I’ve been intending to write a blog post on journaling and sketching on location – the raw material for my blog posts. The day has come, partially inspired by a wonderful new blog, “Artists Journal Workshop” hosted by Cathy Johnson, a long time journaler. She has a book coming out on the journals of several artists and is sharing in-dept interviews on her blog. For more on that go to: http://artistsjournalworkshop.blogspot.com.Many, many years ago I started a carefully crafted journal in a beautiful leather binding and with pages I could take out and rearranged to my heart’s content. It was intended to be carefully thought out and reflect the highlights of our life. I always seemed to be a year behind. Finally I just gave up.

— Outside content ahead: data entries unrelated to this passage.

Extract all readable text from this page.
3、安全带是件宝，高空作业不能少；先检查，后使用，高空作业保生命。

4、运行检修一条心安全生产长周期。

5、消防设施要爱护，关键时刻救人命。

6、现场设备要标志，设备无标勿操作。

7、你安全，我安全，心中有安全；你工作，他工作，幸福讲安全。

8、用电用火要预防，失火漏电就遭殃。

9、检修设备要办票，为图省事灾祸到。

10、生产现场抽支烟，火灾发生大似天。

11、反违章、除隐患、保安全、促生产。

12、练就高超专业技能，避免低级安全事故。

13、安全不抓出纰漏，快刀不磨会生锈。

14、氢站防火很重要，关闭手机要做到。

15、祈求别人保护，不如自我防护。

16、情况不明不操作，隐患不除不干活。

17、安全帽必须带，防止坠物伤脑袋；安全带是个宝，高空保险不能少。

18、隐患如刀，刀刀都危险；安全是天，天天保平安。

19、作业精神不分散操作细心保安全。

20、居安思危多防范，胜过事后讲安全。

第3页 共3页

Almost ten years later, in 1976 I started another. This time my plans weren’t nearly as grand. I just wanted a notebook in which I kept ideas for paintings, what flowers bloom in May, when do the sage grouse strut, what birds did we see, lots of sketches and even some painted ideas. I happened to start out in a 8 ½ x 11 hard bound blank book. Little did I know that keeping a journal would become a way of life. I’m now in the middle of volume 37. My journals get hard use. I frequently thumb through them to look for information, or just to enjoy where life has taken us.
Soon I realized I wanted to capture more than just simple notes: watching beaver storing their winter food supply at Schwabacher Pond in Grand Teton National Park; or the five minutes of orange light when the rising sun first hits the Douglas Firs on the western edge of Klamath Lake -- Moments in time I want to remember forever.
It didn’t take long before I realized I had developed a format which works for me:
1. Keep it personal, but not private. I enjoy letting others peek into my journal
2. I want all the art in my journal to be my original work. Prior to digital cameras and the computer the art was all done on location. Now it is a mix of on-location work and at home work. I can download the camera onto the computer and start a drawing a few minutes after coming home – while the excitement of what I just saw still has my juices rumbling. I may draw some published (magazine) photographs for practice, but never in my journal.
3. Preferably entries should be done right now, not the next morning or even that night. Better to write while the action is in front of me rather than trusting my memory to catch enough important details. Sometimes it is too dark to see my page, but I still scribble away, just dropping my finger down to pick a lower spot for the next line of writing. Too often I busy photographing a ‘happening’ but I start writing as soon as possible, or jot down phrases between shots or paint brush strokes.
4. It is a ‘working journal,’ not an end product. I feel free to scratch out words, whole sentences. I stop drawing if the bird has flown and I don’t remember what its tail looks like. I dare to try a difficult pose even if the odds of it turning out well are slim. It is such a joy when a field sketch works.

5. I am hard on my journal. I put it in the car, usually on my lap, nearly every time we get in the car. I learned early on a hardbound journal lasts longer if I put a cloth cover over it right away.
One day it dawned on me how handy it would be to have my drawing equipment right there with me too …. So I added pockets to my journal cover. I sew a good sturdy cover out of denim or light canvas and add the pockets. That cover goes from one journal to the next until it is too frayed to continue on. Meanwhile each finished journal gets a simple cover made out of a different piece of fabric. Bozeman, Montana has two wonderful fabric stores where I find most of my cover material.
Key items in or on my journal:
1. Six inch ruler (clipped on so it doesn’t slip out)
2. Assortment of pens, pencils, and ‘click’ eraser
3. Waterbrush ( a paint brush with an internal reservoir of water)
4. Elastic band to hold page open when it is windy ( black band on back cover)
5. “Reserve Pocket’ (Tied down pocket -- I’m always losing a pen so I try to keep an extra set of pens and pensils here).
About a year ago I added a fountain pen to my everyday work materials …. But fountain pens pose problems. We often drive from one elevation to another. Unless the fountain pen is stored with its nib upright, the pen will bleed ink. To solve this I made a little leather pouch to hold it. The pouch stays either hanging on my neck or hanging from a knob on the dash of the car. No more bleeding ink.
My paint is the simplest part. I have an ancient metal box of Pelikan pan watercolors that once belonged to my mother. When a pan is used up, I can just squish more tube paint into the pan and give it a day or two to dry. I even added a four more pans for more favorite colors.
Brushes I keep in a rather flat plastic box. I drilled holes in the lid so the brushes will dry, and I pack some tissue next to the handles so they can’t rattle about and end on their noses. The box even has room for more pencils – water soluble graphite is one of my favorites.
When I hike I want to travel light. I’m usually carrying a camera so I put my art supplies in a fanny pack. It is just big enough to hold a 6 x 9 spiral bound sketchbook with better paper, my brush box and paint box, a little jar of water, hat and gloves.